Soon, Potter will add another credit to her resume. She is this year’s featured soloist at the 16th Red Cedar Festival of Community Bands.

The day-long event, hosted by the Meridian Community Band at Okemos High School this Saturday, brings together 12 community bands from across Michigan to present concerts. Potter will perform David Bennett’s “La Rougette” and Johan de Meij’s “At Kitty O’Shea’s” with the Meridian Community Band under the direction of Carolyn Sherrill at 2:15 p.m. March 5 in the high school’s auditorium.

The life of the home-schooled Potter is filled with music. Potter’s father plays trumpet and guitar, and her mother
is a singer. She has six siblings, and every child in her family plays an instrument. They play frequently at their church, Calvary Baptist in Charlotte.

Potter said she is grateful to have such a musical family. She has also met two important harp instructors, Kelly Yoakam and Lauralee Campbell, who have taught her solid technical skills and nurtured her musical background.
As a pious Christian, Potter thinks harp is a gift from the God.

“Music is the way that we can honor and glorify the grace of the Lord,” she said. “I believe He is giving me the ability and opportunity — the harp — to do that for Him.”

Potter hopes to study music at a university, but she hasn’t decided which one to attend. But Potter believes she will remain heavily involved with music.

“Music means a lot to me, and it’s something that I am thoroughly into,” she said.

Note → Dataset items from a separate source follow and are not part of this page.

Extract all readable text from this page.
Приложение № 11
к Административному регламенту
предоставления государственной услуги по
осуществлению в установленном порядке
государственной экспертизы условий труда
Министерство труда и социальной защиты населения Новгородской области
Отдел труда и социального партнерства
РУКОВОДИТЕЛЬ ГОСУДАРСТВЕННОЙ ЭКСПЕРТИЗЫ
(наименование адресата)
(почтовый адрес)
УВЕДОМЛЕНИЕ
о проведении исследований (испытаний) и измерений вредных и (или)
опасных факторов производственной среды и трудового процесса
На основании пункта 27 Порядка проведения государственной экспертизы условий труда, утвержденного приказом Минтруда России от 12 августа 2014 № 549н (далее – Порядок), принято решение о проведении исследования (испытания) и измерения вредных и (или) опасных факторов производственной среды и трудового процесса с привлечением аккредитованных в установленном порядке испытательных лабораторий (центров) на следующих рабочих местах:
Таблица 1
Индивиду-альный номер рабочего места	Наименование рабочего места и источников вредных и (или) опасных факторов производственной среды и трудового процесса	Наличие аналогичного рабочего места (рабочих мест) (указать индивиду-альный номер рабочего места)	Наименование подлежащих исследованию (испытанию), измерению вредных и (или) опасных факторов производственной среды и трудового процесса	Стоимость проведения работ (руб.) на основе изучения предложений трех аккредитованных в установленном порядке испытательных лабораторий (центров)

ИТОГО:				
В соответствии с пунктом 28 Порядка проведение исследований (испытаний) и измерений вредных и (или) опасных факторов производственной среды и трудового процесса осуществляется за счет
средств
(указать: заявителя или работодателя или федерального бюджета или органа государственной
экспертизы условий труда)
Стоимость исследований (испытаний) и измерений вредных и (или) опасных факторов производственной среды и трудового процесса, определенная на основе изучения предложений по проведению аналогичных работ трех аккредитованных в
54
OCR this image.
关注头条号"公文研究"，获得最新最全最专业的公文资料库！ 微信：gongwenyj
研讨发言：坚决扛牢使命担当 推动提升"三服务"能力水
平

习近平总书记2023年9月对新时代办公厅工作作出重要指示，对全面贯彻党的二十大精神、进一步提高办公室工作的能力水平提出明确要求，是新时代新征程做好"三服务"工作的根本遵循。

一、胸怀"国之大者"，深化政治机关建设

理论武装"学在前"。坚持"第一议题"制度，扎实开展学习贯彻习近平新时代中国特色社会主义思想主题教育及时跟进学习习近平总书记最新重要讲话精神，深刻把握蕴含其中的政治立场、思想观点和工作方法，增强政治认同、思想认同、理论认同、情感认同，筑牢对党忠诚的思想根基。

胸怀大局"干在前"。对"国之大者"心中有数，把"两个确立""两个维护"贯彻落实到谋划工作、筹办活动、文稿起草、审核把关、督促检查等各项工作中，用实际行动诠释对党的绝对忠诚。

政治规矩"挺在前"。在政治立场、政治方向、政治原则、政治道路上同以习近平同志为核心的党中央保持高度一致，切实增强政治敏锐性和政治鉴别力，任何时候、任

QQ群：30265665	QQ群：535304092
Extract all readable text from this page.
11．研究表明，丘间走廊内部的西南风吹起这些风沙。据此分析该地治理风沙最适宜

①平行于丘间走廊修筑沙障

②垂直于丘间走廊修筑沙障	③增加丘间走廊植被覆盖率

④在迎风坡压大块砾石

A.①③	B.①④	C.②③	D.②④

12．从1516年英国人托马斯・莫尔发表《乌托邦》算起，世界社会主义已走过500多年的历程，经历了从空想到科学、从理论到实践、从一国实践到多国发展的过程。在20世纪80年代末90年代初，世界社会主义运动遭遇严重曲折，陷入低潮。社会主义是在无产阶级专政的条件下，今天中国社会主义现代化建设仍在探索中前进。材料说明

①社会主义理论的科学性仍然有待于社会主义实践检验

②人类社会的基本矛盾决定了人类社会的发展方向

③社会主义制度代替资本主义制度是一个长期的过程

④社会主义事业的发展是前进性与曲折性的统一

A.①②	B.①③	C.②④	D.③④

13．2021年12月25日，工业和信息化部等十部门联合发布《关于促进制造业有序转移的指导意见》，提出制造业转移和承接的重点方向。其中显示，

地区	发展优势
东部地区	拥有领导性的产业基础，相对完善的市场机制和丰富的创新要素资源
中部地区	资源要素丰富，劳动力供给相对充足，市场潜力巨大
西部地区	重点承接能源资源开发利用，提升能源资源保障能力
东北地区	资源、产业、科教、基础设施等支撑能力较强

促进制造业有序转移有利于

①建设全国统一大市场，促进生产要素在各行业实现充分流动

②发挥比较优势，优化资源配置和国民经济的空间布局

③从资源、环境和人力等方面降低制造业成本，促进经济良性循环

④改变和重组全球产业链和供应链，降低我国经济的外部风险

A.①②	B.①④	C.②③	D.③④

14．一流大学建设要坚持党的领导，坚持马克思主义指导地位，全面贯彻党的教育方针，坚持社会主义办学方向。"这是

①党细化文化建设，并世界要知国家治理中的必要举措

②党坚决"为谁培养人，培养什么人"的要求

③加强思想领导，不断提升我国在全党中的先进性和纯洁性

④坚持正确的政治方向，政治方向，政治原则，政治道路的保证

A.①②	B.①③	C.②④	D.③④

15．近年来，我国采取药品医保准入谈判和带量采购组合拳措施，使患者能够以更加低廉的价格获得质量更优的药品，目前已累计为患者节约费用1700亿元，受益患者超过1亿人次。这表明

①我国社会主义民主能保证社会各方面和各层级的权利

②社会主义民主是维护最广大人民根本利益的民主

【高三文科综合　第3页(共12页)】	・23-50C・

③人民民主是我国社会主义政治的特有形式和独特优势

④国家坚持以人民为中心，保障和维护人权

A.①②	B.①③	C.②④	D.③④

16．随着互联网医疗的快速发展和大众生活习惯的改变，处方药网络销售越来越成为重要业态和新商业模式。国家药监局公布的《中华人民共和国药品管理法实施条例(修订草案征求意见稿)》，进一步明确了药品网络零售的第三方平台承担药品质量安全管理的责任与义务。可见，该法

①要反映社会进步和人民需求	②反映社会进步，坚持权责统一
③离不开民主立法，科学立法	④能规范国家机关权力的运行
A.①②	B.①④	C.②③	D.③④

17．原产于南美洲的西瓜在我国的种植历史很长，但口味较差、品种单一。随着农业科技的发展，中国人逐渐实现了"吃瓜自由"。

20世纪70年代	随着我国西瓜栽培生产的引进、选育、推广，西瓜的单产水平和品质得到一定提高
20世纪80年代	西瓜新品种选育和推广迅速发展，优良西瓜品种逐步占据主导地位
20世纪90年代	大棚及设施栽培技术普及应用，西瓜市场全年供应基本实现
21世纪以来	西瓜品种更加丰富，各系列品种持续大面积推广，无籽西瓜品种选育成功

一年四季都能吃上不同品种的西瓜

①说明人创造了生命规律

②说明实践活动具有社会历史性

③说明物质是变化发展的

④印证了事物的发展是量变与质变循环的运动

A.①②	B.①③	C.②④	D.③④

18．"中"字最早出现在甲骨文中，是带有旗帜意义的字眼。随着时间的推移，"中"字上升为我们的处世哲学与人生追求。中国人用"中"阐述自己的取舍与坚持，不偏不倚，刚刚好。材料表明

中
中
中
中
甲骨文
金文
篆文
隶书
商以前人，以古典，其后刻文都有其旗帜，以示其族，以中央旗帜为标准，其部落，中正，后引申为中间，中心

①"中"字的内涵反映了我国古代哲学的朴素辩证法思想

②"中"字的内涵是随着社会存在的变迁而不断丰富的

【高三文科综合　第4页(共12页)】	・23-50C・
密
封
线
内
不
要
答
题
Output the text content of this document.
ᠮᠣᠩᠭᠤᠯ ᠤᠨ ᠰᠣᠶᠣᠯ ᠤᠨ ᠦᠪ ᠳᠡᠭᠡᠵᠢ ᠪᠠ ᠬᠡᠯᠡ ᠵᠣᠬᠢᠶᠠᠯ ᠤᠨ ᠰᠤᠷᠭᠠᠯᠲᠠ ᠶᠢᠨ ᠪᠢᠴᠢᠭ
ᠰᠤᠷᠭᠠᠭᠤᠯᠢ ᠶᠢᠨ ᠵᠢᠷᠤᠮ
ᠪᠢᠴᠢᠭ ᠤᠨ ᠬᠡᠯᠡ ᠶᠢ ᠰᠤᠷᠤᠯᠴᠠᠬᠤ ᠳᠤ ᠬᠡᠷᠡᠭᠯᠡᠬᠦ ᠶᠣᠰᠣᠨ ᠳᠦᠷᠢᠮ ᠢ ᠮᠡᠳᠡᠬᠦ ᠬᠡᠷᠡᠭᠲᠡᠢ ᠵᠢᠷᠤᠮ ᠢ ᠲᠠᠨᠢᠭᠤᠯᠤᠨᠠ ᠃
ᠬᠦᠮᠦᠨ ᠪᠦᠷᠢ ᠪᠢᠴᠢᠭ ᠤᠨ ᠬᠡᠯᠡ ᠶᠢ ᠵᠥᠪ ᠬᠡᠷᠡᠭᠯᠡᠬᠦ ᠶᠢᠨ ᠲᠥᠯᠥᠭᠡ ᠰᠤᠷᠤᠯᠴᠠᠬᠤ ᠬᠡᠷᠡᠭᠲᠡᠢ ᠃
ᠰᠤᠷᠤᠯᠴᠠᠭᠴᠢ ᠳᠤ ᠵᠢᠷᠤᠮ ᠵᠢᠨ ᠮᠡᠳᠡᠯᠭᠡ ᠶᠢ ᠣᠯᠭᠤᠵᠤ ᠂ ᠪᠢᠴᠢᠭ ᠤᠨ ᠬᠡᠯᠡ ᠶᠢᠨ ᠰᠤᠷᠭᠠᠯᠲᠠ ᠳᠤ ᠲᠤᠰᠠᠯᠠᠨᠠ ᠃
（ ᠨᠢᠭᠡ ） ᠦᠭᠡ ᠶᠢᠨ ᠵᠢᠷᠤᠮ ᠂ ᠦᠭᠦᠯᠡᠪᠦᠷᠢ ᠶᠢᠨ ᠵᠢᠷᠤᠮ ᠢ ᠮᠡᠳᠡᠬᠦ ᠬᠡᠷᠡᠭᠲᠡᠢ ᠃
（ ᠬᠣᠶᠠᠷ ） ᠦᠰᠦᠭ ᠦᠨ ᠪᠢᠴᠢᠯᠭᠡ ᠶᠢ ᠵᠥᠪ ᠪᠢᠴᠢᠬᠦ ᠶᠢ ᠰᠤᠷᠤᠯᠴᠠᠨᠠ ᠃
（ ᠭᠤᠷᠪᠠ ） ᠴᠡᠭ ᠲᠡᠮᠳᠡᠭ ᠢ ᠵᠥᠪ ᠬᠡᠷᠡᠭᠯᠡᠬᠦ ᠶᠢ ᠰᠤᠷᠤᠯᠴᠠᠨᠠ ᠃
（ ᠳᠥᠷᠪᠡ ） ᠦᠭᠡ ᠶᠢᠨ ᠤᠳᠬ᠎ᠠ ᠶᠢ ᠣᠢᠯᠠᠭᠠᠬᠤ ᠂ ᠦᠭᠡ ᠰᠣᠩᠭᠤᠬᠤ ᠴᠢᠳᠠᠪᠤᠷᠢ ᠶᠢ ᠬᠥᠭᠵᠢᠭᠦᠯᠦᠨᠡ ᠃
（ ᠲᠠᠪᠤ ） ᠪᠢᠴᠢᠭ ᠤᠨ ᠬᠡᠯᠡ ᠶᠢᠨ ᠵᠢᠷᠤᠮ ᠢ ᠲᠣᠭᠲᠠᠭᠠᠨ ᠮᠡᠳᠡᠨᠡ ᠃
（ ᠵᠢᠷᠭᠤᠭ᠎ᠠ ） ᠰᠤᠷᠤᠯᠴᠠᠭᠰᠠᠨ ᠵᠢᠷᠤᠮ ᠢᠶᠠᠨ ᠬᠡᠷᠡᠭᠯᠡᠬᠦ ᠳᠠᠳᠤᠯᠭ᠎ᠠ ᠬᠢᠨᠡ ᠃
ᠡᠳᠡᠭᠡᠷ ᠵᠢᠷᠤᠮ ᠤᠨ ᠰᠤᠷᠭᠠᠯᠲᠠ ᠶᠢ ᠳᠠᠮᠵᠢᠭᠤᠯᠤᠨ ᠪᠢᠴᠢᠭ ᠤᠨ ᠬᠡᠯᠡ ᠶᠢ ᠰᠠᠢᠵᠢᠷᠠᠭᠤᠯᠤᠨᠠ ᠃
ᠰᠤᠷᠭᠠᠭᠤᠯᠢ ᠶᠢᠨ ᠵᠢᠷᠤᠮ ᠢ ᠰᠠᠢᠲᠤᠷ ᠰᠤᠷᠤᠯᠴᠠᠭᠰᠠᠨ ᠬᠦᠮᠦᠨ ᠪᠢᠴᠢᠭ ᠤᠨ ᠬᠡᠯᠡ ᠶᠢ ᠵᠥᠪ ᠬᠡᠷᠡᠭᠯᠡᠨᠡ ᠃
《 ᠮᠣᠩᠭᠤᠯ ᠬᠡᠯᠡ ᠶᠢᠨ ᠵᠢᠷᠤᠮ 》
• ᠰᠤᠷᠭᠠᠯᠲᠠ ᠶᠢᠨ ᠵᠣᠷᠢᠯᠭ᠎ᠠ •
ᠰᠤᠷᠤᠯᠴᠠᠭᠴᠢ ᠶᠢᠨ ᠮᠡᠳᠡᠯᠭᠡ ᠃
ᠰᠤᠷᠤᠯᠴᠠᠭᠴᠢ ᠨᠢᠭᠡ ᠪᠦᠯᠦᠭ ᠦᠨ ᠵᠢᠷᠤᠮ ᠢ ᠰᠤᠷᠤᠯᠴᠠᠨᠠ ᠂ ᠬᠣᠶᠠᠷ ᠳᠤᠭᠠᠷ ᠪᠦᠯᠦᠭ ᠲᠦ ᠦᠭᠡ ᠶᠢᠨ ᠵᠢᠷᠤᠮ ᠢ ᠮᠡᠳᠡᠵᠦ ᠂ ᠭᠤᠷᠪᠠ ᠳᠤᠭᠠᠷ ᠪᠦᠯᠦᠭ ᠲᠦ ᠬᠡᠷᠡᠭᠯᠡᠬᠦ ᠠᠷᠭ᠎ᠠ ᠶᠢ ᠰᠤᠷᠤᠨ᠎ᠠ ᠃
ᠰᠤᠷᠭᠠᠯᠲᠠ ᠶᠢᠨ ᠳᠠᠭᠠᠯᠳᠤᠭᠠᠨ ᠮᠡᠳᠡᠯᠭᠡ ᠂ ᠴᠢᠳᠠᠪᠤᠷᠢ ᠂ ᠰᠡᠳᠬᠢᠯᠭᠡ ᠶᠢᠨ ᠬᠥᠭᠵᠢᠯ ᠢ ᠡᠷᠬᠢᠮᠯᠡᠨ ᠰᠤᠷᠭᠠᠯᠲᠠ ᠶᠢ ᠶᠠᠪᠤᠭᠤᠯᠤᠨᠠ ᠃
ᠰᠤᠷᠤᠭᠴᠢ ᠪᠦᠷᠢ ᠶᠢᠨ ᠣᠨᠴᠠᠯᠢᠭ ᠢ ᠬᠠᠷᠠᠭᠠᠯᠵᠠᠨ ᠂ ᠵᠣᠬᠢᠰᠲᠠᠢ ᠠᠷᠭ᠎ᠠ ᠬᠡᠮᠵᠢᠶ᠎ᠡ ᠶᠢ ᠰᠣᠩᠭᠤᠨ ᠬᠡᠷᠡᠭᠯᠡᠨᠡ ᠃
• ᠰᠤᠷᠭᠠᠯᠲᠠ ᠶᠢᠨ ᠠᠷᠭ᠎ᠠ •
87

The Red Cedar festival is both a musical entertainment for the public and an educational opportunity for local musicians to share and critique their works. Each band will perform a 40-munite concert to be judged by master clinicians. The bands will learn from each other and make improvements.

“It’s very valuable and friendly competition,” said Jerry Mattson, the festival’s publicity director.

The event will also offer seven one-hour master classes to all interested musicians for free. People will learn about saxophone, trombone and percussion in each class.

Red Cedar Festival
9 a.m. Saturday, March 5
Okemos High School, 2800 Jolly Road, Okemos
12 area bands will present 40-minute concerts between 9 a.m. and 6:15 p.m. Deidreanna Potter performs with the Meridian Community Band at 2:15 p.m.